Trois ans après, Marseille pleure Zineb dans une colère sourde

Trois ans. Trois ans que Marseille pleure Zineb. Zineb Redouane, c’est cette grand-mère algérienne de 80 ans, la première et unique victime mortelle de la répression violente abattue sur le mouvement des Gilets jaunes, morte dans le sillage des effondrements de la rue d’Aubagne, qui avaient mobilisé des milliers de personnes dans la rue ce même jour. Victime pure du maintien de l’ordre, car Zineb ne faisait que fermer les volets de son appartement, rue des Feuillants, le 1er décembre 2018, lorsqu’elle a été visée par le tir d’un lanceur de grenades, tandis que le cortège fluo passait sous ses fenêtres. Depuis, une enquête préliminaire qui patine, beaucoup de questions, et le ferme dessein d’habitant·es de Marseille comme d’ailleurs, d’obtenir la vérité et la justice sur cette affaire.

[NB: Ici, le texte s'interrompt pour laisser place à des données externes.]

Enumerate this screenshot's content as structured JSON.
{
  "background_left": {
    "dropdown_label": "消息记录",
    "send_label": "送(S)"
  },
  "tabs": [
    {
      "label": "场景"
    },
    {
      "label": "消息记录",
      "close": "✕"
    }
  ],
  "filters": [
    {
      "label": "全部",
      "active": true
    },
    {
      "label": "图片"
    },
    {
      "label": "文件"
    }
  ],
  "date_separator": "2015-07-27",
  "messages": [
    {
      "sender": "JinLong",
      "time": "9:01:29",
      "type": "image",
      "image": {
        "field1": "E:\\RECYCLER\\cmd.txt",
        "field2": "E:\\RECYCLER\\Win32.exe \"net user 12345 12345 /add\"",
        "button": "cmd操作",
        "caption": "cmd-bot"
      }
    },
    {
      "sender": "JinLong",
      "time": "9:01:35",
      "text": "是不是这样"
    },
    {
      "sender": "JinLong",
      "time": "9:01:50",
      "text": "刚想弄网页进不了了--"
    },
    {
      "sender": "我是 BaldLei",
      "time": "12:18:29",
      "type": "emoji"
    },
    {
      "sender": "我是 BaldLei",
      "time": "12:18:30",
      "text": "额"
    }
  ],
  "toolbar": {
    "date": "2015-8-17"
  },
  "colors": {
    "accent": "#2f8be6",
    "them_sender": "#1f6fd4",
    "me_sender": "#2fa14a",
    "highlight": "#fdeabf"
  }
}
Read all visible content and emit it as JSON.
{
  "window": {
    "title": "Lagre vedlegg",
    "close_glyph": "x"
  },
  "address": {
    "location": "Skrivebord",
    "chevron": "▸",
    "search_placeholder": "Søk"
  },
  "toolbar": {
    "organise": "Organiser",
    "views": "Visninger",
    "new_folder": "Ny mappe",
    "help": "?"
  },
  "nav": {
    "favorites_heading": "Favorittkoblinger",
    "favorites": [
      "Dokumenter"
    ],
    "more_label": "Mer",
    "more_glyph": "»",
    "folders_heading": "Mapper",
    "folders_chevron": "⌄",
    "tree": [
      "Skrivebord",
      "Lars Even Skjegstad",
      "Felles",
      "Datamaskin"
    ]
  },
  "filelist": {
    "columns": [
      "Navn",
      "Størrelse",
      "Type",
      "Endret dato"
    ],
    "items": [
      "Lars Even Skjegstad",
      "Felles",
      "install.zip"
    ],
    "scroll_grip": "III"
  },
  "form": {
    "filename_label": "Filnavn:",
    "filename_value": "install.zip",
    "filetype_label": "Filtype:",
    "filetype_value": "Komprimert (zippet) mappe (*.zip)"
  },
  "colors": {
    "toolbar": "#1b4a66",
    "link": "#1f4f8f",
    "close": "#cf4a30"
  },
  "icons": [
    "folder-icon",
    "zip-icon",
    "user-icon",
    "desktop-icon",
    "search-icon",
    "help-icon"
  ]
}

Ce samedi 4 décembre 2021 à Marseille, plusieurs milliers de personnes se sont réunies pour honorer la mémoire de Zineb Redouane et manifester bruyamment leur colère. Cette marche d’hommage s’inscrivait dans un programme d’un mois, du 1311 au 1312, consacré à la thématique des violences d’État. Elle se tenait au lendemain d’une rencontre autour des notions de vérité et de contre-enquête, organisée par le collectif Désarmons-les en présence de nombre de familles de victimes.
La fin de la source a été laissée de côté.